Although the plaintiffs told the court that a statutory violation was sufficient to satisfy the requirements of Article III standing, the court disagreed.

“The complaint here does not get out of the starting gate,” the three-judge panel wrote. “It fails to allege that Hancock or White suffered any cognizable injury as a result of the zip code disclosures. Indeed, at oral argument, Hancock’s and White’s counsel candidly admitted that ‘the only injury … that the named plaintiffs suffered was they were asked for a zip code when … [under] the law they should not have been.’ In other words, they assert only a bare violation of the requirements of D.C. law in the course of their purchases.”

In the U.S. Supreme Court’s recent decision on standing, Spokeo v. Robins, the Justices explained that an asserted injury even to a statutorily conferred right “must actually exist,” and must have “affect[ed] the plaintiff in a personal and individual way.” Some statutory violations could result in no harm, the Court said.

“The Supreme Court’s decision in Spokeo thus closes the door on Hancock and White’s claim that the [defendants’] mere request for a zip code, standing alone, amounted to an Article III injury,” the D.C. Circuit wrote. “[A] plaintiff cannot ‘allege a bare procedural violation, divorced from any concrete harm, and satisfy the injury-in-fact requirement of Article III.’ ”

Hancock and White did not allege any invasion of privacy, increased risk of fraud or identity theft, or pecuniary or emotional injury, the panel noted. “And without any plausible allegation of Article III injury, the complaint fails to state a basis for federal court jurisdiction.”

Vacating the district court’s dismissal motion, the federal appellate panel remanded the case with instructions to dismiss the complaint for lack of jurisdiction.

To read the opinion in Hancock v. Urban Outfitters, click here.
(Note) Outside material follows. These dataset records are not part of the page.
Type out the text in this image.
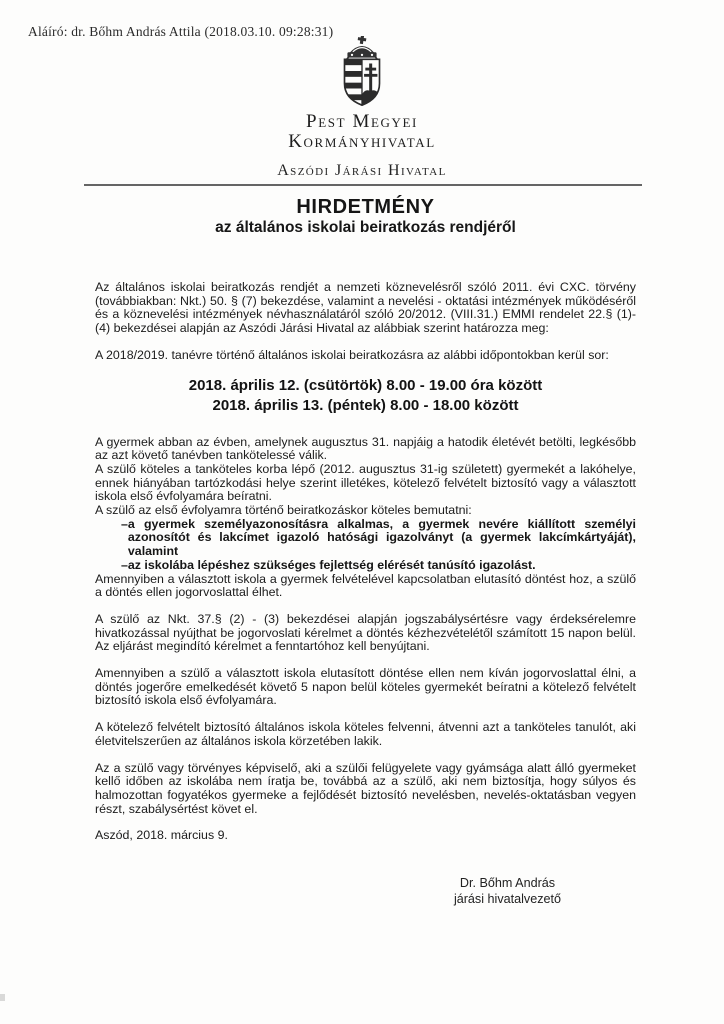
Aláíró: dr. Bőhm András Attila (2018.03.10. 09:28:31)
Pest Megyei
Kormányhivatal
Aszódi Járási Hivatal
HIRDETMÉNY
az általános iskolai beiratkozás rendjéről

Az általános iskolai beiratkozás rendjét a nemzeti köznevelésről szóló 2011. évi CXC. törvény (továbbiakban: Nkt.) 50. § (7) bekezdése, valamint a nevelési - oktatási intézmények működéséről és a köznevelési intézmények névhasználatáról szóló 20/2012. (VIII.31.) EMMI rendelet 22.§ (1)-(4) bekezdései alapján az Aszódi Járási Hivatal az alábbiak szerint határozza meg:

A 2018/2019. tanévre történő általános iskolai beiratkozásra az alábbi időpontokban kerül sor:

2018. április 12. (csütörtök) 8.00 - 19.00 óra között
2018. április 13. (péntek) 8.00 - 18.00 között

A gyermek abban az évben, amelynek augusztus 31. napjáig a hatodik életévét betölti, legkésőbb az azt követő tanévben tankötelessé válik.

A szülő köteles a tanköteles korba lépő (2012. augusztus 31-ig született) gyermekét a lakóhelye, ennek hiányában tartózkodási helye szerint illetékes, kötelező felvételt biztosító vagy a választott iskola első évfolyamára beíratni.

A szülő az első évfolyamra történő beiratkozáskor köteles bemutatni:

– a gyermek személyazonosításra alkalmas, a gyermek nevére kiállított személyi azonosítót és lakcímet igazoló hatósági igazolványt (a gyermek lakcímkártyáját), valamint
– az iskolába lépéshez szükséges fejlettség elérését tanúsító igazolást.

Amennyiben a választott iskola a gyermek felvételével kapcsolatban elutasító döntést hoz, a szülő a döntés ellen jogorvoslattal élhet.

A szülő az Nkt. 37.§ (2) - (3) bekezdései alapján jogszabálysértésre vagy érdeksérelemre hivatkozással nyújthat be jogorvoslati kérelmet a döntés kézhezvételétől számított 15 napon belül. Az eljárást megindító kérelmet a fenntartóhoz kell benyújtani.

Amennyiben a szülő a választott iskola elutasított döntése ellen nem kíván jogorvoslattal élni, a döntés jogerőre emelkedését követő 5 napon belül köteles gyermekét beíratni a kötelező felvételt biztosító iskola első évfolyamára.

A kötelező felvételt biztosító általános iskola köteles felvenni, átvenni azt a tanköteles tanulót, aki életvitelszerűen az általános iskola körzetében lakik.

Az a szülő vagy törvényes képviselő, aki a szülői felügyelete vagy gyámsága alatt álló gyermeket kellő időben az iskolába nem íratja be, továbbá az a szülő, aki nem biztosítja, hogy súlyos és halmozottan fogyatékos gyermeke a fejlődését biztosító nevelésben, nevelés-oktatásban vegyen részt, szabálysértést követ el.

Aszód, 2018. március 9.

Dr. Bőhm András
járási hivatalvezető
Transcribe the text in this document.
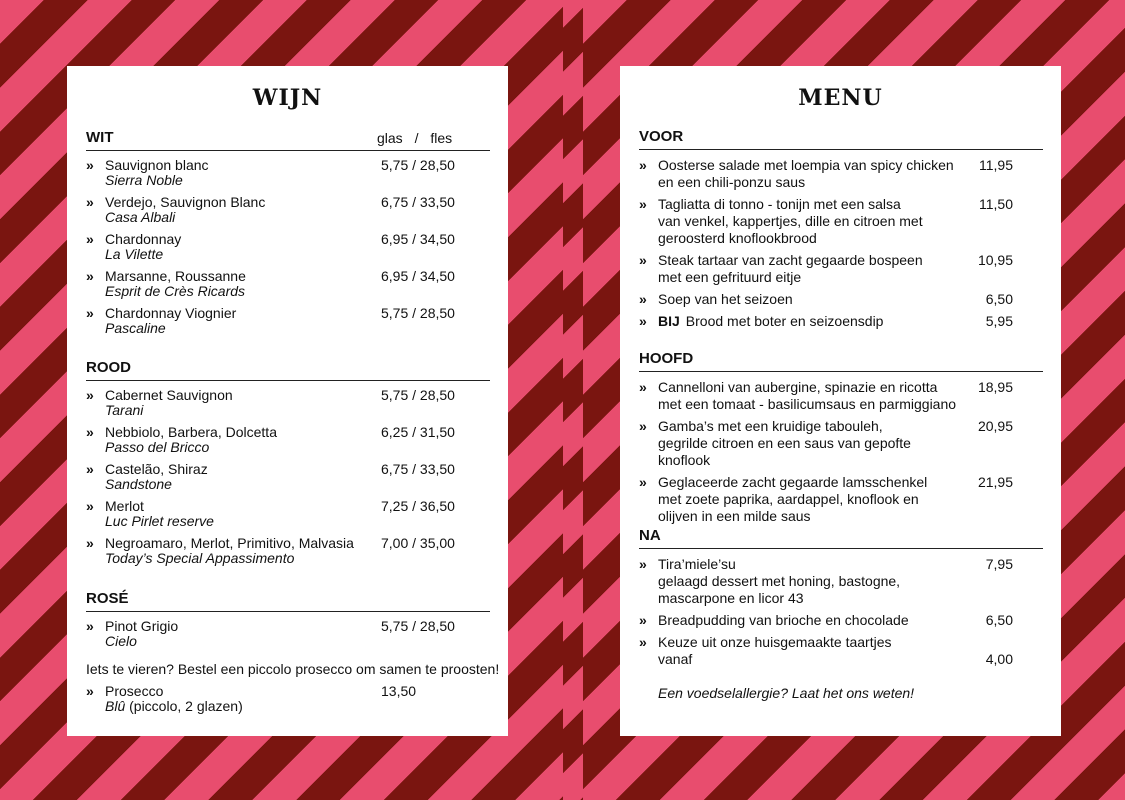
WIJN
WIT	glas / fles
» Sauvignon blanc
Sierra Noble
5,75 / 28,50
» Verdejo, Sauvignon Blanc
Casa Albali
6,75 / 33,50
» Chardonnay
La Vilette
6,95 / 34,50
» Marsanne, Roussanne
Esprit de Crès Ricards
6,95 / 34,50
» Chardonnay Viognier
Pascaline
5,75 / 28,50
ROOD
» Cabernet Sauvignon
Tarani
5,75 / 28,50
» Nebbiolo, Barbera, Dolcetta
Passo del Bricco
6,25 / 31,50
» Castelão, Shiraz
Sandstone
6,75 / 33,50
» Merlot
Luc Pirlet reserve
7,25 / 36,50
» Negroamaro, Merlot, Primitivo, Malvasia
Today’s Special Appassimento
7,00 / 35,00
ROSÉ
» Pinot Grigio
Cielo
5,75 / 28,50
Iets te vieren? Bestel een piccolo prosecco om samen te proosten!
» Prosecco
Blû (piccolo, 2 glazen)
13,50
MENU
VOOR
» Oosterse salade met loempia van spicy chicken
en een chili-ponzu saus
11,95
» Tagliatta di tonno - tonijn met een salsa
van venkel, kappertjes, dille en citroen met
geroosterd knoflookbrood
11,50
» Steak tartaar van zacht gegaarde bospeen
met een gefrituurd eitje
10,95
» Soep van het seizoen	6,50
» BIJ Brood met boter en seizoensdip	5,95
HOOFD
» Cannelloni van aubergine, spinazie en ricotta
met een tomaat - basilicumsaus en parmiggiano
18,95
» Gamba’s met een kruidige tabouleh,
gegrilde citroen en een saus van gepofte knoflook
20,95
» Geglaceerde zacht gegaarde lamsschenkel
met zoete paprika, aardappel, knoflook en
olijven in een milde saus
21,95
NA
» Tira’miele’su
gelaagd dessert met honing, bastogne,
mascarpone en licor 43
7,95
» Breadpudding van brioche en chocolade	6,50
» Keuze uit onze huisgemaakte taartjes
vanaf	4,00
Een voedselallergie? Laat het ons weten!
Why it matters: Class actions based on a retailer’s request for a zip code took off after the California Supreme Court’s decision in Pineda v. Williams-Sonoma in 2011, where the state’s highest court ruled that zip codes are considered “personal identification information” under a state statute and that retailers could not request and record the data. The cases spread to other jurisdictions including Massachusetts and the District of Columbia. With the Hancock decision, retailers in D.C. can breathe a sigh of relief as long as a plaintiff sticks simply to statutory violations and doesn’t allege additional injury such as invasion of privacy or emotional injury.